I’m a business owner and serial entrepreneur, and it seemed Zach was wired the same way. Rather than succumbing to the doubt my situation thrust into my life, I chose to believe in myself as much as I could, and hope for a future as gratifying as other successful people.
If someone in my situation, arguably an even worse one, could do it, then why the hell couldn’t I?
When the doubts seeped into my mind and my depression proved more powerful than I was prepared for, I reminded myself of this over and over, until finally, I actually did believe I could make it. Because of this mindset I harnessed the courage to start a commercial cleaning company. I started writing more than I ever had. I started building my social media accounts, I was already publicly ridiculed, what more did I have to lose? For once I truly gave it my all, regardless of how I felt.

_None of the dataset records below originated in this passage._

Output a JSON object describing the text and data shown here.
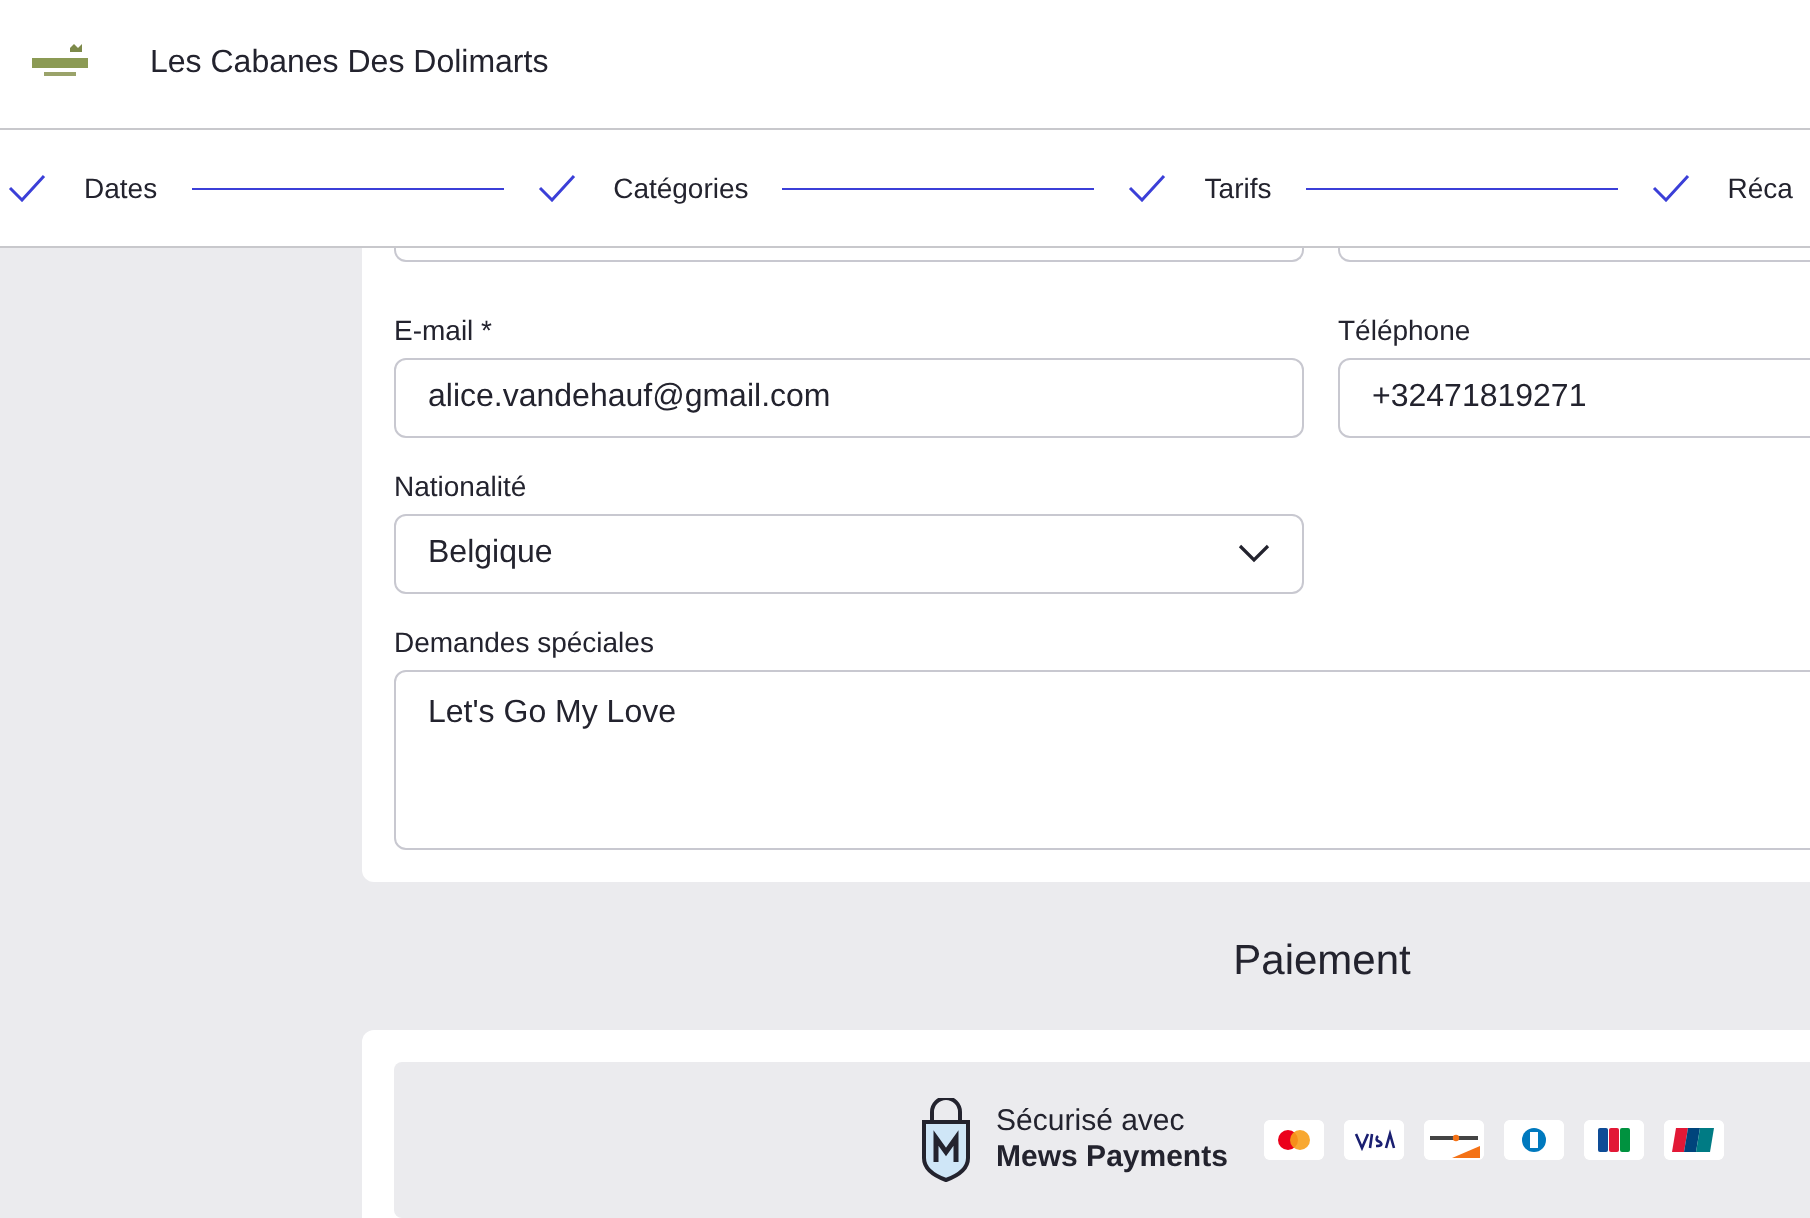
{
  "header": {
    "title": "Les Cabanes Des Dolimarts"
  },
  "steps": [
    {
      "label": "Dates",
      "done": true
    },
    {
      "label": "Catégories",
      "done": true
    },
    {
      "label": "Tarifs",
      "done": true
    },
    {
      "label": "Réca",
      "done": true
    }
  ],
  "form": {
    "fields": [
      {
        "label": "E-mail *",
        "value": "alice.vandehauf@gmail.com",
        "kind": "text"
      },
      {
        "label": "Téléphone",
        "value": "+32471819271",
        "kind": "text"
      },
      {
        "label": "Nationalité",
        "value": "Belgique",
        "kind": "select"
      }
    ],
    "special": {
      "label": "Demandes spéciales",
      "value": "Let's Go My Love"
    }
  },
  "payment": {
    "title": "Paiement",
    "secure_line": "Sécurisé avec",
    "provider": "Mews Payments"
  }
}
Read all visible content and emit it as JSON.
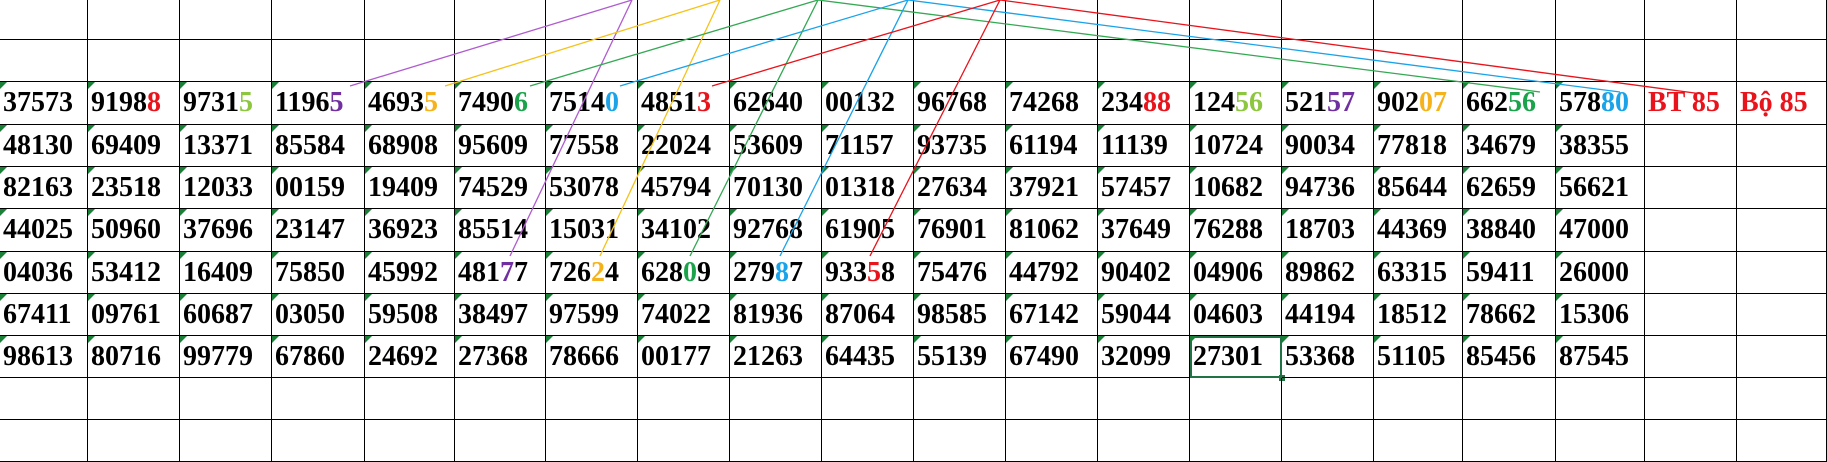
{
  "rows": [
    [
      "37573",
      "91988",
      "97315",
      "11965",
      "46935",
      "74906",
      "75140",
      "48513",
      "62640",
      "00132",
      "96768",
      "74268",
      "23488",
      "12456",
      "52157",
      "90207",
      "66256",
      "57880",
      "BT 85",
      "Bộ 85"
    ],
    [
      "48130",
      "69409",
      "13371",
      "85584",
      "68908",
      "95609",
      "77558",
      "22024",
      "53609",
      "71157",
      "93735",
      "61194",
      "11139",
      "10724",
      "90034",
      "77818",
      "34679",
      "38355",
      "",
      ""
    ],
    [
      "82163",
      "23518",
      "12033",
      "00159",
      "19409",
      "74529",
      "53078",
      "45794",
      "70130",
      "01318",
      "27634",
      "37921",
      "57457",
      "10682",
      "94736",
      "85644",
      "62659",
      "56621",
      "",
      ""
    ],
    [
      "44025",
      "50960",
      "37696",
      "23147",
      "36923",
      "85514",
      "15031",
      "34102",
      "92768",
      "61905",
      "76901",
      "81062",
      "37649",
      "76288",
      "18703",
      "44369",
      "38840",
      "47000",
      "",
      ""
    ],
    [
      "04036",
      "53412",
      "16409",
      "75850",
      "45992",
      "48177",
      "72624",
      "62809",
      "27987",
      "93358",
      "75476",
      "44792",
      "90402",
      "04906",
      "89862",
      "63315",
      "59411",
      "26000",
      "",
      ""
    ],
    [
      "67411",
      "09761",
      "60687",
      "03050",
      "59508",
      "38497",
      "97599",
      "74022",
      "81936",
      "87064",
      "98585",
      "67142",
      "59044",
      "04603",
      "44194",
      "18512",
      "78662",
      "15306",
      "",
      ""
    ],
    [
      "98613",
      "80716",
      "99779",
      "67860",
      "24692",
      "27368",
      "78666",
      "00177",
      "21263",
      "64435",
      "55139",
      "67490",
      "32099",
      "27301",
      "53368",
      "51105",
      "85456",
      "87545",
      "",
      ""
    ]
  ],
  "highlights": [
    {
      "row": 0,
      "col": 1,
      "start": 4,
      "len": 1,
      "color": "#e8131b"
    },
    {
      "row": 0,
      "col": 2,
      "start": 4,
      "len": 1,
      "color": "#8dc63f"
    },
    {
      "row": 0,
      "col": 3,
      "start": 4,
      "len": 1,
      "color": "#7030a0"
    },
    {
      "row": 0,
      "col": 4,
      "start": 4,
      "len": 1,
      "color": "#f6b21a"
    },
    {
      "row": 0,
      "col": 5,
      "start": 4,
      "len": 1,
      "color": "#1aa34a"
    },
    {
      "row": 0,
      "col": 6,
      "start": 4,
      "len": 1,
      "color": "#1aa3e8"
    },
    {
      "row": 0,
      "col": 7,
      "start": 4,
      "len": 1,
      "color": "#e8131b"
    },
    {
      "row": 0,
      "col": 12,
      "start": 3,
      "len": 2,
      "color": "#e8131b"
    },
    {
      "row": 0,
      "col": 13,
      "start": 3,
      "len": 2,
      "color": "#8dc63f"
    },
    {
      "row": 0,
      "col": 14,
      "start": 3,
      "len": 2,
      "color": "#7030a0"
    },
    {
      "row": 0,
      "col": 15,
      "start": 3,
      "len": 2,
      "color": "#f6b21a"
    },
    {
      "row": 0,
      "col": 16,
      "start": 3,
      "len": 2,
      "color": "#1aa34a"
    },
    {
      "row": 0,
      "col": 17,
      "start": 3,
      "len": 2,
      "color": "#1aa3e8"
    },
    {
      "row": 0,
      "col": 18,
      "start": 0,
      "len": 5,
      "color": "#e8131b"
    },
    {
      "row": 0,
      "col": 19,
      "start": 0,
      "len": 5,
      "color": "#e8131b"
    },
    {
      "row": 4,
      "col": 5,
      "start": 3,
      "len": 1,
      "color": "#7030a0"
    },
    {
      "row": 4,
      "col": 6,
      "start": 3,
      "len": 1,
      "color": "#f6b21a"
    },
    {
      "row": 4,
      "col": 7,
      "start": 3,
      "len": 1,
      "color": "#1aa34a"
    },
    {
      "row": 4,
      "col": 8,
      "start": 3,
      "len": 1,
      "color": "#1aa3e8"
    },
    {
      "row": 4,
      "col": 9,
      "start": 3,
      "len": 1,
      "color": "#e8131b"
    }
  ],
  "connector_colors": [
    "#b05ccf",
    "#f6c21a",
    "#34a853",
    "#1aa3e8",
    "#e8131b"
  ],
  "selected_cell": {
    "row": 8,
    "col": 13
  }
}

“If he can do it, I can too”, became my battle cry.
I went door to door selling my service.
When my pending charges somehow snuck their way into a sales conversation, I didn’t cower and hide from them. I faced them head on and reassured the potential client that all those decisions were well behind me, and they could in fact trust my company.
We reached profitability in just a few short months, and it’s only because rather than give up, I decided to hope. At first, hope was all I had!
I’ll be honest, at first I didn’t even believe I could succeed in business and especially in writing online. My story was always a google search away! I just hoped to God I could and at least gave myself a fighting chance. I was terrified, but I didn’t let the fear of failure or embarrassment hinder my progress.
Almost two years later I’m definitely not satisfied, but I’m further along the road to success than I ever expected that night I called my dad and told him I ruined my life. And it’s only because I had the audacity to hope for an even better future than before I made my mistakes and was arrested.
If you don’t fully believe in yourself now, just have the audacity to hope, and work like you never had a doubt in the first place.
Those are my most powerful lessons from my prison experience. I’m glad to report that I was released only 88 days into my sentence because of good behavior and an ankle monitor program for work.
I wouldn’t suggest finding out these lessons like I did, but I’m sure many of you have conquered demons even more powerful than mine and can back up the potential these lessons possess.